Previous brand extension research has shown that greater perceived fit between parent and extended brand results in higher evaluations for the brand extension. However, existing research has focused on a static view, not a dynamic context when brand extensions enter a category sequentially. We hypothesize that order of entry impacts the saliency of the fit between parent brand and the brand extension which will create differences in evaluation of brand extensions entering the market either as a first entrant or a follower entrant. This dynamic view is more representative of how extensions are evaluated, whereby new category entrants enter the market sequentially, reflecting a context-dependent model of brand extension evaluation based on the presence or absence of comparison brands. An interesting result of our framework is that brands may actually benefit from the existence of competitors (i.e., entering as a follower rather than being the first extension to market).

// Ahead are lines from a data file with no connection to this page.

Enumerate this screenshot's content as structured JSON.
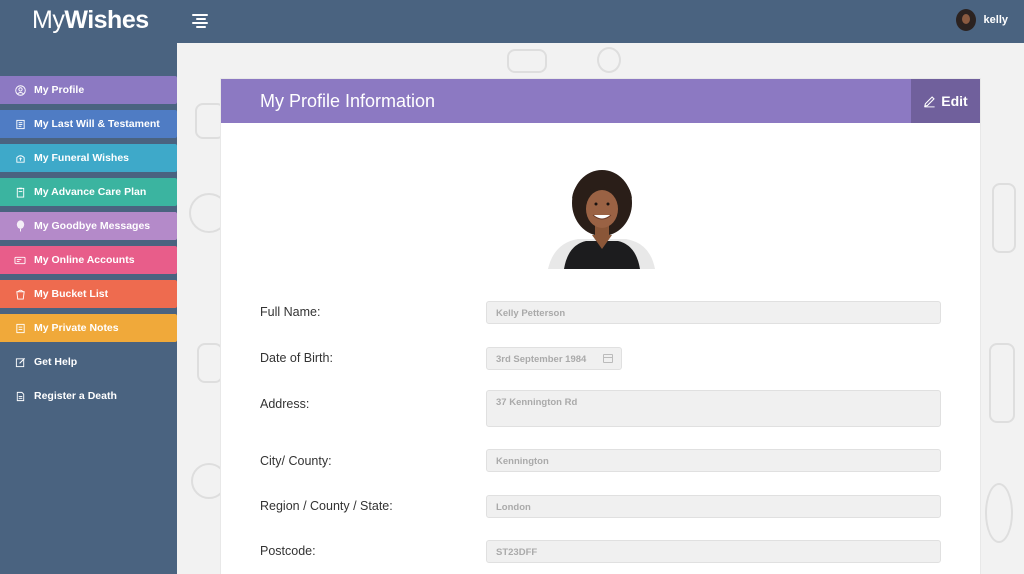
{
  "app": {
    "logo_light": "My",
    "logo_bold": "Wishes",
    "username": "kelly"
  },
  "sidebar": {
    "items": [
      {
        "label": "My Profile",
        "color": "#8c79c2",
        "icon": "user-circle-icon"
      },
      {
        "label": "My Last Will & Testament",
        "color": "#4f7cc4",
        "icon": "scroll-icon"
      },
      {
        "label": "My Funeral Wishes",
        "color": "#3ea9c9",
        "icon": "funeral-icon"
      },
      {
        "label": "My Advance Care Plan",
        "color": "#3bb4a0",
        "icon": "clipboard-icon"
      },
      {
        "label": "My Goodbye Messages",
        "color": "#b48ac9",
        "icon": "balloon-icon"
      },
      {
        "label": "My Online Accounts",
        "color": "#e85d8a",
        "icon": "accounts-icon"
      },
      {
        "label": "My Bucket List",
        "color": "#ee6b4f",
        "icon": "bucket-icon"
      },
      {
        "label": "My Private Notes",
        "color": "#f0a93a",
        "icon": "notes-icon"
      },
      {
        "label": "Get Help",
        "color": "",
        "icon": "edit-square-icon"
      },
      {
        "label": "Register a Death",
        "color": "",
        "icon": "document-icon"
      }
    ]
  },
  "card": {
    "title": "My Profile Information",
    "edit_label": "Edit"
  },
  "form": {
    "full_name_label": "Full Name:",
    "full_name_value": "Kelly Petterson",
    "dob_label": "Date of Birth:",
    "dob_value": "3rd September 1984",
    "address_label": "Address:",
    "address_value": "37 Kennington Rd",
    "city_label": "City/ County:",
    "city_value": "Kennington",
    "region_label": "Region / County / State:",
    "region_value": "London",
    "postcode_label": "Postcode:",
    "postcode_value": "ST23DFF"
  }
}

We develop a framework of brand extension evaluation based on the presence or absence of a comparison point within the brand extension category. We hypothesize that for brands that enter the market first, i.e., the category pioneer, consumer evaluations will be driven by parent brand quality thoughts, given that the parent brand is the closest means of a comparison for the new category. In the case of a high quality parent brand, we would expect that consumers’ thoughts would reflect their beliefs that the parent brand was of high quality, while neglecting information inconsistent with the hypothesis (e.g., category fit in the case of lower fit extensions). We would therefore predict that pioneer evaluation is driven by parent brand quality thoughts. Under follower conditions, though, consumers make evaluations by comparing the brands within the category against each other. The existence of a salient competitor means that evaluation will be driven by the favorability of a focal extension vis-à-vis the extant brands.

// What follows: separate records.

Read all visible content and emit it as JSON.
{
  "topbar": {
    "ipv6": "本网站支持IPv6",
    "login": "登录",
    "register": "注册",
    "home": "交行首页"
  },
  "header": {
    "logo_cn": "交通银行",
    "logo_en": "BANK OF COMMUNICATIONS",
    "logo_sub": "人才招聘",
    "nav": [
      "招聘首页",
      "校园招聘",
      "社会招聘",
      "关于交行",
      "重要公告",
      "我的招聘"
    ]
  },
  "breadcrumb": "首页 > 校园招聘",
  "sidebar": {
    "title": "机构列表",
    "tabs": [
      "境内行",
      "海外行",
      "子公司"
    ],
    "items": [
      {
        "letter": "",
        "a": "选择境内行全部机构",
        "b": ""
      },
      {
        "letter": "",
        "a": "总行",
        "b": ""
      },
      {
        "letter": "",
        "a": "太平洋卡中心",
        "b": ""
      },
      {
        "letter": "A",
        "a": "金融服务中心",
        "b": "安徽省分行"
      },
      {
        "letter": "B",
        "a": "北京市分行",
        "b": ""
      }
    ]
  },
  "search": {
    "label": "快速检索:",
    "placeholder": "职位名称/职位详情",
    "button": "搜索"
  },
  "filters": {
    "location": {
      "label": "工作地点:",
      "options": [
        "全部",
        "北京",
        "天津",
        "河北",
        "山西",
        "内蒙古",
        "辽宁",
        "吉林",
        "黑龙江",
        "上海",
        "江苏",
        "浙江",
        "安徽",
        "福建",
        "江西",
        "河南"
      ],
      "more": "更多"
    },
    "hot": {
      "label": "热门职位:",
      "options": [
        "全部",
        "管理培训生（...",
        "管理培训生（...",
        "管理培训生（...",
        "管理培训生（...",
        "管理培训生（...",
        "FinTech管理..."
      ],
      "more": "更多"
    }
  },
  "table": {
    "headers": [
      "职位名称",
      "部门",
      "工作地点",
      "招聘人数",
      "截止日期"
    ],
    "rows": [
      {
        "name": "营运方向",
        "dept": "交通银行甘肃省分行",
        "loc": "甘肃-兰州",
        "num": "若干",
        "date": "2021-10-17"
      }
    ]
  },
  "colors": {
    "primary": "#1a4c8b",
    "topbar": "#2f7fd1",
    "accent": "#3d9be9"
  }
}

Significance of the Findings
We conceptualize a model where new brands enter the market dynamically, driving consumers to engage in differential processing as a function of pioneer and follower evaluation scenarios. We predict that consumers rely on singular evaluative processing in pioneer contexts and comparative evaluation in follower contexts, producing unique effects based on the presence or absence of comparison brands.

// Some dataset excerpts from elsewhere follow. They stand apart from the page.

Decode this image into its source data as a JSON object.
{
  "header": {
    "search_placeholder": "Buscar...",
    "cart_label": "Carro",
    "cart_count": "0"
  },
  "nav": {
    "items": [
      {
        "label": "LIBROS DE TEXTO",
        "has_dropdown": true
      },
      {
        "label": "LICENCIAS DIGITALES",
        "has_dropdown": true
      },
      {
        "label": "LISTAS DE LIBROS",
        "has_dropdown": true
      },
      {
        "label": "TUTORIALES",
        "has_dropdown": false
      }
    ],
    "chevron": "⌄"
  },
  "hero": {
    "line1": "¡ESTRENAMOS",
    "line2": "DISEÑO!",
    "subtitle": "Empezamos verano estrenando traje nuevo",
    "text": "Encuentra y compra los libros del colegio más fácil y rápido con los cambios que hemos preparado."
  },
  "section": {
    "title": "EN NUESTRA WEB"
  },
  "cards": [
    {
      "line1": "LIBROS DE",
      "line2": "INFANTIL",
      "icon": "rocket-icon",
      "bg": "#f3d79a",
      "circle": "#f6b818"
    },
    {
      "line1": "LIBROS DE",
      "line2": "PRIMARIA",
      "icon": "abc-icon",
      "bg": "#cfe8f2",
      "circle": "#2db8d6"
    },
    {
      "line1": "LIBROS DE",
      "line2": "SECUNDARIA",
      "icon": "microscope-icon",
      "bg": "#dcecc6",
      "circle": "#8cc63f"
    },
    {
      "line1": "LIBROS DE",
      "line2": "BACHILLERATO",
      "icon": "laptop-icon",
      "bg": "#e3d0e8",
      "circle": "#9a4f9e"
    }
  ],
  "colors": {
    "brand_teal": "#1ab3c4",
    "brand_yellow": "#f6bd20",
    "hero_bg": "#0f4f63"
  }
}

Experimental results from three unique contexts support our proposed theoretical framework. There are no differences in the evaluations of the high and low fit brands when they are the pioneer, indicating that the pioneering extensions of high quality parent brands are evaluated in light of the quality of the parent brand introducing the extension. However, a significant fit effect is observed within follower conditions, supporting the theory that comparison perceptions drive evaluation in the follower condition. Looking at the follower versus pioneer evaluations, the lower fit brand was evaluated significantly lower when entering as a follower than as a pioneer. The results also show that the higher fit brand is evaluated more positively as a follower entrant than as the pioneer.
Implications for Marketers
The implications of our findings are that low fit brands are best served to enter the market as a pioneer – if the low fit brand is a later entrant, consumer evaluation of their brand extension is impacted negatively. High fit brands, on the other hand, should not be deterred by the presence of a lower fit pioneer as the presence of a comparison brand of lower fit improves the evaluation of their extension relative to the singular evaluation context when entering as a pioneer. Experimental results indicate that follower brands can actually benefit from comparison with pioneering brands that have a relatively lower fit with the extension category.
Oakley, James L., Adam Duhachek, Subramanian Balachander, & S. Sriram (2008), “Order of Entry and the Moderating Role of Comparison Brands in Brand Extension Evaluation,” Journal of Consumer Research, 34, forthcoming.